Le basculement du mode de financement

La branche maladie n’est plus majoritairement financée par les cotisations sociales. Le pacte de responsabilité va accélérer ce processus qui s’étendra aux branches famille et vieillesse. L’étatisation de la Sécu franchit un nouveau pas.

Part du financement par les cotisations

 

Sécurité sociale

Branche maladie

1980

96,9 %

98,00 %

2014

57,40 %

46,60 %

 

Les enveloppes fermées

Depuis le plan Juppé (1995), les recettes et les dépenses ne sont plus déterminés par les besoins mais elles sont fixées à l’avance par une loi annuelle de financement de la sécurité sociale (LFSS), votée chaque année au Parlement. Un dispositif d’alerte doit s’enclencher afin que des mesures d’économie soient prises si l’équilibre financier n’est pas atteint. La logique financière prime au détriment des besoins.
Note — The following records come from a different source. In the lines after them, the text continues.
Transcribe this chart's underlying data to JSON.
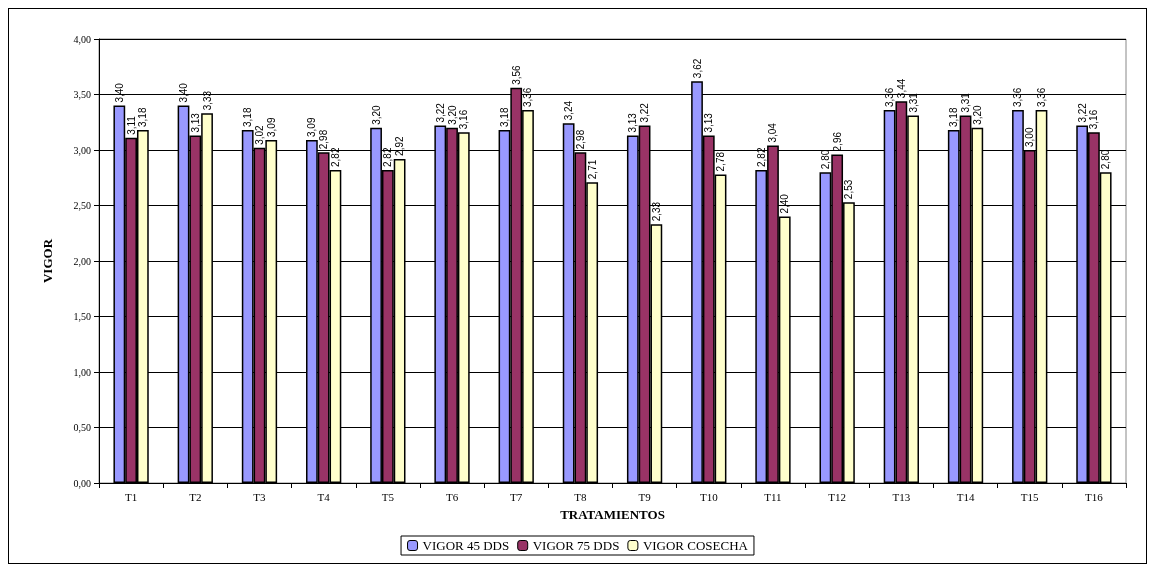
{
  "chart_data": {
    "type": "bar",
    "xlabel": "TRATAMIENTOS",
    "ylabel": "VIGOR",
    "categories": [
      "T1",
      "T2",
      "T3",
      "T4",
      "T5",
      "T6",
      "T7",
      "T8",
      "T9",
      "T10",
      "T11",
      "T12",
      "T13",
      "T14",
      "T15",
      "T16"
    ],
    "series": [
      {
        "name": "VIGOR 45 DDS",
        "color": "#9999ff",
        "values": [
          3.4,
          3.4,
          3.18,
          3.09,
          3.2,
          3.22,
          3.18,
          3.24,
          3.13,
          3.62,
          2.82,
          2.8,
          3.36,
          3.18,
          3.36,
          3.22
        ],
        "value_labels": [
          "3,40",
          "3,40",
          "3,18",
          "3,09",
          "3,20",
          "3,22",
          "3,18",
          "3,24",
          "3,13",
          "3,62",
          "2,82",
          "2,80",
          "3,36",
          "3,18",
          "3,36",
          "3,22"
        ]
      },
      {
        "name": "VIGOR 75 DDS",
        "color": "#993366",
        "values": [
          3.11,
          3.13,
          3.02,
          2.98,
          2.82,
          3.2,
          3.56,
          2.98,
          3.22,
          3.13,
          3.04,
          2.96,
          3.44,
          3.31,
          3.0,
          3.16
        ],
        "value_labels": [
          "3,11",
          "3,13",
          "3,02",
          "2,98",
          "2,82",
          "3,20",
          "3,56",
          "2,98",
          "3,22",
          "3,13",
          "3,04",
          "2,96",
          "3,44",
          "3,31",
          "3,00",
          "3,16"
        ]
      },
      {
        "name": "VIGOR COSECHA",
        "color": "#ffffcc",
        "values": [
          3.18,
          3.33,
          3.09,
          2.82,
          2.92,
          3.16,
          3.36,
          2.71,
          2.33,
          2.78,
          2.4,
          2.53,
          3.31,
          3.2,
          3.36,
          2.8
        ],
        "value_labels": [
          "3,18",
          "3,33",
          "3,09",
          "2,82",
          "2,92",
          "3,16",
          "3,36",
          "2,71",
          "2,33",
          "2,78",
          "2,40",
          "2,53",
          "3,31",
          "3,20",
          "3,36",
          "2,80"
        ]
      }
    ],
    "ylim": [
      0,
      4
    ],
    "yticks": [
      {
        "value": 0,
        "label": "0,00"
      },
      {
        "value": 0.5,
        "label": "0,50"
      },
      {
        "value": 1,
        "label": "1,00"
      },
      {
        "value": 1.5,
        "label": "1,50"
      },
      {
        "value": 2,
        "label": "2,00"
      },
      {
        "value": 2.5,
        "label": "2,50"
      },
      {
        "value": 3,
        "label": "3,00"
      },
      {
        "value": 3.5,
        "label": "3,50"
      },
      {
        "value": 4,
        "label": "4,00"
      }
    ],
    "grid": "y",
    "legend": "bottom"
  }
}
Les complémentaires obligatoires

L’accord national interprofessionnel (ANI) rend obligatoire à compter du 1er janvier 2016 l’adhésion à une assurance complémentaire santé pour tous les salariéEs et leurs ayants-droits. Le gouvernement a fait ce choix plutôt que d’étendre le remboursement de la Sécu à 100 %. Les cotisations et couvertures seront variables d’une entreprise à l’autre, et pourront être limitées à un panier de soins. Les cotisations seront prises en charge à 50 % par les employeurs qui bénéficient d’une exonération de ces cotisations sociales en plus de la déduction de l’impôt sur les sociétés, alors que la déduction pour les salariéEs a été supprimée. Hollande a annoncé en juin que ce dispositif serait étendu aux retraitéEs d’ici 2017.

Les réseaux de soins

Après les assurances, les mutuelles ont la possibilité depuis 2013 de créer des réseaux de soins. Leurs adhérentEs sont mieux remboursés lorsqu’ils consultent un professionnel rattaché au réseau à partir du moment où la Sécurité sociale prend en charge moins de 50 % du remboursement. C’est donc réservé aux opticiens, dentistes et audioprothésistes... pour le moment. Mais les remboursements des soins courants n’ont cessé de baisser pour atteindre 55 %...

La montée des assurances privées

Les assurances se concentrent et proposent des offres alléchantes, parfois moins chères que les mutuelles. Les mutuelles s’adaptent en renonçant à leur principes pour proposer « une gamme d’offre de contrats ». Des mutuelles se démutualisent ou fusionnent avec des assurances. Des groupes de protection sociale comme Malakoff-Méderic rassemblent dans une même entité des institutions de retraites complémentaires, de prévoyance, des mutuelles, des sociétés d’assurance. Les mutuelles, au nombre de 5 780 en 1995, sont aujourd’hui moins de 500. Elles ne seront plus qu’une centaine en 2018 (Étude du cabinet SIA Partners, les Échos du 25 septembre 2014).